LC Priests’ Ordinations Heal Rifts

UNITED STATES
National Catholic Register

COMMENTARY: The gift of reconciliation arising from the witness of new ministers of the Divine Mercy.

by FATHER RAYMOND J. DESOUZA 01/16/2016

It was an act of reconciliation — a most suitable way to begin the Jubilee of Mercy. That’s not how we usually describe ordinations, but in this case, it was. Permit a personal explanation.

On the feast of Our Lady of Guadalupe, Dec. 12, 2015, the Legionaries of Christ ordained 44 men to the priesthood in Rome. I had been invited to attend, as one of the deacons to be ordained, Sameer Advani, is a graduate of Queen’s University in Kingston, Canada, and had been active in our chaplaincy, Newman House, during his undergraduate years on campus (1999-2003).

I accepted the invitation to go out of pride in Sameer and in gratitude for God’s goodness to Newman House in raising up a priestly vocation from our men. Yet there was a touch of ambiguity in my feelings, related in part to my work at the Register.

While Sameer was frequenting Newman House in the early 2000s, I was in Rome as a seminarian myself and serving as the Register’s Rome correspondent. The Register was then owned by the Legionaries, and so my relationship with the order grew during those years, and it was a happy one.

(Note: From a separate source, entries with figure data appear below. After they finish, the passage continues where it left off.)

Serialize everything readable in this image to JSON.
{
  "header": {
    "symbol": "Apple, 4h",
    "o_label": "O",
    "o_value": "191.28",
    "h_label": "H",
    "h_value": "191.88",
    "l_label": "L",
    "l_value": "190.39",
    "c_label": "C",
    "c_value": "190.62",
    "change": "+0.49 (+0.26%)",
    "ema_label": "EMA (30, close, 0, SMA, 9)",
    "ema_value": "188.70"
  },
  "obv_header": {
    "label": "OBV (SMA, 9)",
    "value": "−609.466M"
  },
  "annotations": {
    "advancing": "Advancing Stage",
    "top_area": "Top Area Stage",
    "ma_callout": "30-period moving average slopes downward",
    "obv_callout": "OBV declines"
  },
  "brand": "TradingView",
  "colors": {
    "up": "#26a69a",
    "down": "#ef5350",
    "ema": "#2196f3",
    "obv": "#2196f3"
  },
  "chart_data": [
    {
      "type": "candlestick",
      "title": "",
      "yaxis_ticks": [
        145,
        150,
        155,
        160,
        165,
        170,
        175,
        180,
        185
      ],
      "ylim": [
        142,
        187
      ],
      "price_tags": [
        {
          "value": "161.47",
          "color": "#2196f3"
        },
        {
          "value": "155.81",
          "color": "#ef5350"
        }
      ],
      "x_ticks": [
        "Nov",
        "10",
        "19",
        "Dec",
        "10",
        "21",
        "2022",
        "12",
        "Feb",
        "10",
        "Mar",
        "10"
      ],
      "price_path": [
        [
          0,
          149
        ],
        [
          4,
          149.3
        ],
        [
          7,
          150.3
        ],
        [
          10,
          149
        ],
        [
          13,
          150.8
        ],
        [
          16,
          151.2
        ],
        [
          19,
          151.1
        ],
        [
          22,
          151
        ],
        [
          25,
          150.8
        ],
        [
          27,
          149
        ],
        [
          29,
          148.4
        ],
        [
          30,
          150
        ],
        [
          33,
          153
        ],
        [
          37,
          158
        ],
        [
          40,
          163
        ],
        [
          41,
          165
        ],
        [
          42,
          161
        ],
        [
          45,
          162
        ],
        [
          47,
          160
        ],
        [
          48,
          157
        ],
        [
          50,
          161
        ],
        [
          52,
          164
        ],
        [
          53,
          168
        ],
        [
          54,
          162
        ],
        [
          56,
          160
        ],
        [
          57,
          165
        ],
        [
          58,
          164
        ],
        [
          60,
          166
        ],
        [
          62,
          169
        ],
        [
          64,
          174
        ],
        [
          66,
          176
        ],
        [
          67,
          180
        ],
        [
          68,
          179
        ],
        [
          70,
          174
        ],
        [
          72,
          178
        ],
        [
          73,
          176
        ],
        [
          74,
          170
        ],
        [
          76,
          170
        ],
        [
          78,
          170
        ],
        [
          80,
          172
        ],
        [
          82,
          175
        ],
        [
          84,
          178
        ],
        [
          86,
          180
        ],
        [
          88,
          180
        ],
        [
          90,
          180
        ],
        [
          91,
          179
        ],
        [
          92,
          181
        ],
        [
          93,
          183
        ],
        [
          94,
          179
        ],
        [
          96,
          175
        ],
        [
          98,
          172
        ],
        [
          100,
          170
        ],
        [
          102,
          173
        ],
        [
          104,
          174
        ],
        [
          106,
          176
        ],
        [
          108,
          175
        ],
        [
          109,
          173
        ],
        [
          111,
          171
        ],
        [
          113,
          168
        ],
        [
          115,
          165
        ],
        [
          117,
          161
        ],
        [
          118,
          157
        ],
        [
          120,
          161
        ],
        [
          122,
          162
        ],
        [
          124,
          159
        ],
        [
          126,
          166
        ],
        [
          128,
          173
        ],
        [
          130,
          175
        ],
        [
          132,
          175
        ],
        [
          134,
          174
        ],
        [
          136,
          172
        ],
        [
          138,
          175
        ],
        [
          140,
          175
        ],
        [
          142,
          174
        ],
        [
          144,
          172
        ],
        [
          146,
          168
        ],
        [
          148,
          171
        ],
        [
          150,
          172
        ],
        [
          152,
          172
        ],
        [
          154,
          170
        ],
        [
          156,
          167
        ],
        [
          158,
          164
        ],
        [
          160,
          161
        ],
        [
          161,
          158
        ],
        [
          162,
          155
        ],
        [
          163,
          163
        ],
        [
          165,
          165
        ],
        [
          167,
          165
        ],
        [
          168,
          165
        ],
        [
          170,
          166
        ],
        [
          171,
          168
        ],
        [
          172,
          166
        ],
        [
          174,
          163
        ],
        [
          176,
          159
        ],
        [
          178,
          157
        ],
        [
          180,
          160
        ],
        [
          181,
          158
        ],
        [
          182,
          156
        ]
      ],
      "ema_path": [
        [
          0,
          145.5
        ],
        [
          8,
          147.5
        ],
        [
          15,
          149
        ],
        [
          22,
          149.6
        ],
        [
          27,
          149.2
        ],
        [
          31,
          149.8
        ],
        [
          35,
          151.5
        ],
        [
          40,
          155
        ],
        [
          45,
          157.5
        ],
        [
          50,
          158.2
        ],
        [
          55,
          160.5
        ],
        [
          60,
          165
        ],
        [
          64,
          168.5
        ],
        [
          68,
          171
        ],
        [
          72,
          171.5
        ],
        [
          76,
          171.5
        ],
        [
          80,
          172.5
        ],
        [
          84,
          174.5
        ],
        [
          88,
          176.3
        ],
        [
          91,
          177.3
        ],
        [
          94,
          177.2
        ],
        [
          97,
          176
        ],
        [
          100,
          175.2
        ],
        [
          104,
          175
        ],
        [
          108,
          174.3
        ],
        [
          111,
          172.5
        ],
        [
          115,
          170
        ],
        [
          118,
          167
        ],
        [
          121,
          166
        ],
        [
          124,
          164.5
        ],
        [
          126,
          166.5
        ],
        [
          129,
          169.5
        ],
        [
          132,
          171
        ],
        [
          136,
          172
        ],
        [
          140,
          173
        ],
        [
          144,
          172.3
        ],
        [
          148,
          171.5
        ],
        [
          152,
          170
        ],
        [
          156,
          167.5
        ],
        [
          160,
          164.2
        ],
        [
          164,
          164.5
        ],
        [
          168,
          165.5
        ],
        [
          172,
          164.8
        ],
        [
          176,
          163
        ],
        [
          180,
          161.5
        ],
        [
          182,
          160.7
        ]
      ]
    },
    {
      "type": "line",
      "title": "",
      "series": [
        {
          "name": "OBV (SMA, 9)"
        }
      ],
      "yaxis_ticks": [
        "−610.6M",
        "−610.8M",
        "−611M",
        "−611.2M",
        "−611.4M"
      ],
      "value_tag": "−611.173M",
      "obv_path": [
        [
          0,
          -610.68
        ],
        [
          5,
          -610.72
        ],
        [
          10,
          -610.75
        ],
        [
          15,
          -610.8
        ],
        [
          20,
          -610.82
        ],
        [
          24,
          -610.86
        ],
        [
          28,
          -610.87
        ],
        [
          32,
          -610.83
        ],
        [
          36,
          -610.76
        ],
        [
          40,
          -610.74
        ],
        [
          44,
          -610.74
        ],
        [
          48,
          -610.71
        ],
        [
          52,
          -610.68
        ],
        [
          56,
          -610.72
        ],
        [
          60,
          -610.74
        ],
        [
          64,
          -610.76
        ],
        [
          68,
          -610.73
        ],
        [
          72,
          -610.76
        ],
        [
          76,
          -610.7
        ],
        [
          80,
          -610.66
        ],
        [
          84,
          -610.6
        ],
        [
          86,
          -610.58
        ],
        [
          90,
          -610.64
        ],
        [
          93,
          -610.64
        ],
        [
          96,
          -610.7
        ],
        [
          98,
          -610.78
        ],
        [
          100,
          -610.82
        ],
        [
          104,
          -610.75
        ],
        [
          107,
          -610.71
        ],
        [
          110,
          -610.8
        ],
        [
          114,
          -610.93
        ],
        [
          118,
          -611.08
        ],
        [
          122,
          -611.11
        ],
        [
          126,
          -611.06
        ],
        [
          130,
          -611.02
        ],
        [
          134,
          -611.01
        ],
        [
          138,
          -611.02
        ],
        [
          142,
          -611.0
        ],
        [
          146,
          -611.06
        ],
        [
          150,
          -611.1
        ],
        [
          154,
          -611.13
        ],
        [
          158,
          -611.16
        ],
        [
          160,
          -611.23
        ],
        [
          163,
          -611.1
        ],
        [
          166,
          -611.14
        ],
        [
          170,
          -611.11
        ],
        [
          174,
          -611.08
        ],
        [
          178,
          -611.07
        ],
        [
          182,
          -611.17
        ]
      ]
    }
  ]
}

But a lot happened after 2003, when Sameer entered the Legionaries and I returned home to take up my duties as Newman House chaplain. In 2006 came the Vatican’s decision to impose upon the founder, Father Marcial Maciel, the penalties reserved for elderly clerics guilty of sexual abuse: namely, confinement to a reserved life of prayer and penance, without any public ministry.

In 2009, the extent of Father Maciel’s duplicity and depravity became known.